# Ideal of cusp forms for $\Gamma_0(4)$ is principal

Let $\Gamma_0(4)$ be a congruence subgroup of $SL(2,\mathbb{Z})$ defined as

$$\Gamma_0(4)=\{M=\begin{pmatrix} a &b\\ c& d \end{pmatrix}\in SL(2,\mathbb{Z})\mid c=0\bmod 4\}.$$
Dedekind eta-function is defined as
$$\eta(z)=q^{1/24}\prod_{n\geq1}(1-q^n).$$

How to prove that the ideal of cusp forms for $\Gamma_0(4)$ is principal and generated by

$$f(z)=\eta(2z)^{12}?$$

#### Solutions Collecting From Web of "Ideal of cusp forms for $\Gamma_0(4)$ is principal"
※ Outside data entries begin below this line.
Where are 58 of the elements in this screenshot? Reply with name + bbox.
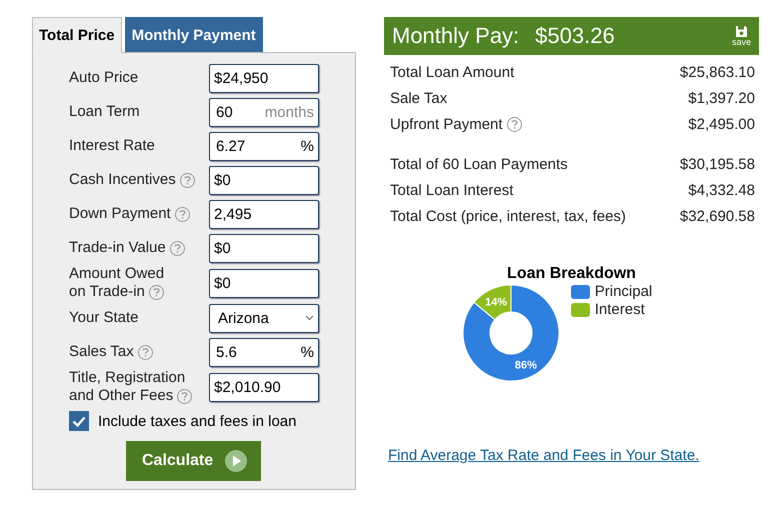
field-label: Auto Price — [69, 69, 138, 87]
input-field[interactable]: 6.27 % — [209, 132, 319, 160]
checkbox-label: Include taxes and fees in loan — [98, 412, 296, 430]
input-field[interactable]: $24,950 — [209, 64, 319, 92]
result-label: Total Cost (price, interest, tax, fees) — [390, 208, 626, 224]
calculate-button[interactable]: Calculate — [126, 441, 262, 481]
result-label: Sale Tax — [390, 90, 448, 106]
legend-label: Principal — [594, 283, 652, 301]
save-button[interactable]: save — [732, 25, 751, 47]
state-fees-link[interactable]: Find Average Tax Rate and Fees in Your State. — [388, 447, 759, 464]
field-label: Down Payment — [69, 205, 171, 223]
result-value: $2,495.00 — [688, 116, 755, 132]
checkbox[interactable] — [69, 411, 89, 431]
field-label: Cash Incentives — [69, 171, 176, 189]
help-icon[interactable] — [148, 284, 164, 300]
result-value: $4,332.48 — [688, 182, 755, 198]
field-label: on Trade-in — [69, 283, 145, 301]
result-value: $25,863.10 — [680, 64, 755, 80]
input-field[interactable]: 5.6 % — [209, 338, 319, 366]
input-field[interactable]: 60 months — [209, 98, 319, 126]
help-icon[interactable] — [180, 172, 195, 188]
slice-label: 86% — [514, 360, 537, 372]
chevron-icon — [305, 315, 314, 321]
state-dropdown[interactable]: Arizona — [209, 304, 319, 332]
input-field[interactable]: $0 — [209, 166, 319, 194]
result-value: $1,397.20 — [688, 90, 755, 106]
field-label: Your State — [69, 309, 138, 327]
result-value: $30,195.58 — [680, 156, 755, 172]
input-field[interactable]: $2,010.90 — [209, 372, 319, 402]
help-icon[interactable] — [170, 240, 185, 256]
field-label: and Other Fees — [69, 387, 174, 405]
monthly-pay-amount: $503.26 — [535, 23, 615, 49]
field-label: Amount Owed — [69, 265, 164, 283]
input-field[interactable]: 2,495 — [209, 200, 319, 228]
result-label: Total Loan Interest — [390, 182, 514, 198]
result-value: $32,690.58 — [680, 208, 755, 224]
input-field[interactable]: $0 — [209, 268, 319, 298]
result-label: Upfront Payment — [390, 116, 503, 132]
field-label: Loan Term — [69, 103, 140, 121]
checkmark-icon — [72, 416, 86, 426]
monthly-pay-label: Monthly Pay: — [392, 23, 520, 49]
field-label: Sales Tax — [69, 343, 134, 361]
help-icon[interactable] — [506, 116, 522, 132]
result-label: Total Loan Amount — [390, 64, 514, 80]
tab[interactable]: Monthly Payment — [124, 17, 263, 53]
help-icon[interactable] — [138, 344, 153, 360]
chart-title: Loan Breakdown — [507, 265, 636, 283]
field-label: Title, Registration — [69, 369, 186, 387]
slice-label: 14% — [484, 296, 507, 308]
input-field[interactable]: $0 — [209, 234, 319, 262]
field-label: Interest Rate — [69, 137, 155, 155]
field-label: Trade-in Value — [69, 239, 166, 257]
play-icon — [225, 450, 248, 472]
tab[interactable]: Total Price — [32, 17, 122, 53]
help-icon[interactable] — [177, 388, 192, 404]
result-label: Total of 60 Loan Payments — [390, 156, 568, 172]
legend-label: Interest — [594, 301, 645, 319]
help-icon[interactable] — [174, 206, 190, 222]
The form $f(z)$ generates the $\Gamma_0(4)$ cuspforms (as an ideal over the
graded ring of all modular forms for $\Gamma_0(4)$) for much the same
reason that $\Delta(z) = \eta(z)^{24}$ generates the cuspforms for
the full modular group $\Gamma(1) = {\rm SL}_2({\bf Z})$: this $f$ is
a cuspform with no zeros in the finite plane, and it vanishes at each cusp
only to the multiplicity needed to make it a cuspform. Hence if $\varphi$
is any other cuspform, say of weight $w$, then $\varphi_1 := \varphi/f$
is a modular form of weight $w-6$, and we have written $\varphi$ as
$f \varphi_1$ for some modular form $\varphi_1$ as desired.

The fact that there are no zeros in the finite plane is clear from
the product formula for $\eta(z)$. The vanishing order at the cusps
is easier to see if we change variables to $w := 2z$, because
then $f(z) = \eta(w)^{12}$ is a cuspform for the action of $\Gamma(2)$
on $w$, and the three cusps of $\Gamma(2)$ all have the same width
(namely $2$) because they’re transitively permuted by $\Gamma(1)$,
so $\eta(w)^{12}$ vanishes to order $1$ at each cusp.

Similar examples for other groups are $\eta(3z)^8$ for $\Gamma_0(9)$
(equivalently $\eta(z)^8$ for $\Gamma(3)$), and $(\eta(z)\eta(pz))^w$
for $\Gamma_0(p)$ with $p=2,3,5,11$ (i.e. the primes with $p+1\mid12$) and
$(p+1)w=24$. The last of these also works for $p=7$ and $p=23$
if we allow modular forms with quadratic character.